En el marco de una economía mundial que se dirige a un terreno desconocido y en el que reina la incertidumbre, la destrucción en masa del empleo y la forzada convivencia con niveles de desocupación que más que dupliquen los registros previos a la crisis, buscarán ser presentados como una “catástrofe natural”, algo tan fatalmente inevitable como la pandemia. Pero si esta presentación no aplica para el Covid-19, que es la más grave (hasta ahora) de una larga serie de brotes virales masivos cuyo aumento fue posible por condiciones creadas por el capitalismo, mucho menos sostenible es el manto ideológico que busca encubrir las consecuencias de la devastación económicas sobre el empleo.
Como advertía Trotsky en el Programa de Transición, “el proletariado no puede tolerar la transformación de una multitud creciente de obreros en desocupados crónicos, en menesterosos que viven de las migajas de una sociedad en descomposición”, bajo “pena de entregarse voluntariamente a la degeneración”. La defensa de las fuentes de trabajo y de los salarios contra los ataques patronales no va a ser asegurada por ningún decreto, sino que depende de la movilización y la lucha de la clase trabajadora. Bajo el peso de la crisis, apelando a la inexorabilidad de las leyes económicas, las patronales afirmarán que no es posible asegurar el empleo y los salarios. Tal como anticipaba Trotsky en los años posteriores a la Gran Depresión:
Los propietarios y sus abogados demostrarán “la imposibilidad de realizar” estas reivindicaciones. Los capitalistas de menor cuantía, sobre todo aquellos que marchan a la ruina, invocarán además sus libros de contabilidad. Los obreros rechazarán categóricamente esos argumentos y esas referencias. No se trata aquí del choque “normal” de intereses materiales opuestos. Se trata de preservar al proletariado de la decadencia, de la desmoralización y de la ruina. Se trata de la vida y de la muerte de la única clase creadora y progresiva y, por eso mismo, del porvenir de la humanidad. Si el capitalismo es incapaz de satisfacer las reivindicaciones que surgen infaliblemente de los males por él mismo engendrados, no le queda otra que morir.

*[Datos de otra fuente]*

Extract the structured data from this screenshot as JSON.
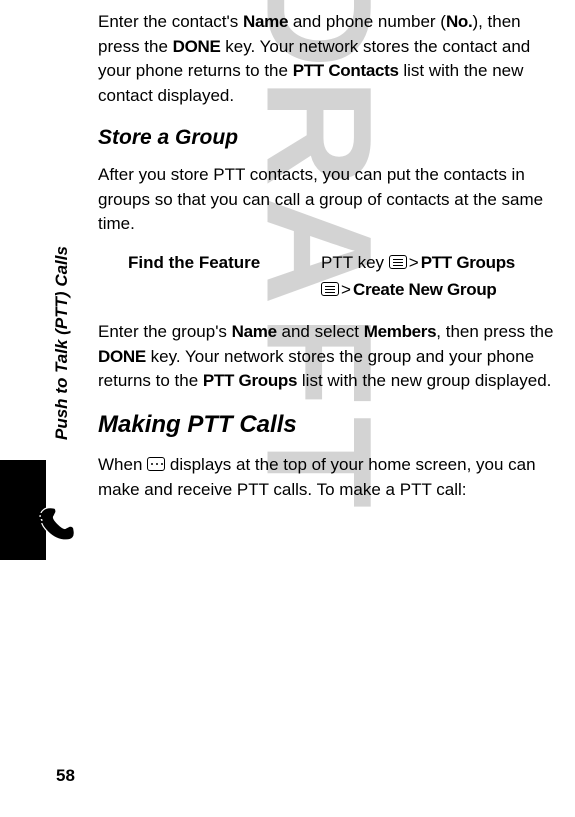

En la Argentina y en todo el mundo, está planteada para la clase trabajadora una dura pelea de autodefensa, frente a la decadencia, la ruina y el riesgo de nuestra salud que nos prometen los capitalistas. Rechazo de los despidos, exigencia de salario de cuarentena para todos los sectores precarizados de al menos $30.000, retomar el ejemplo de las gestiones obreras y ocupar y poner a producir toda fábrica que cierre o despida, son algunas de las respuestas fundamentales (que exigen disputar la dirección de los sindicatos a la burocracia sindical) como parte de un programa de salida a la crisis que descargue los costos de la misma sobre la clase de los explotadores capitalistas.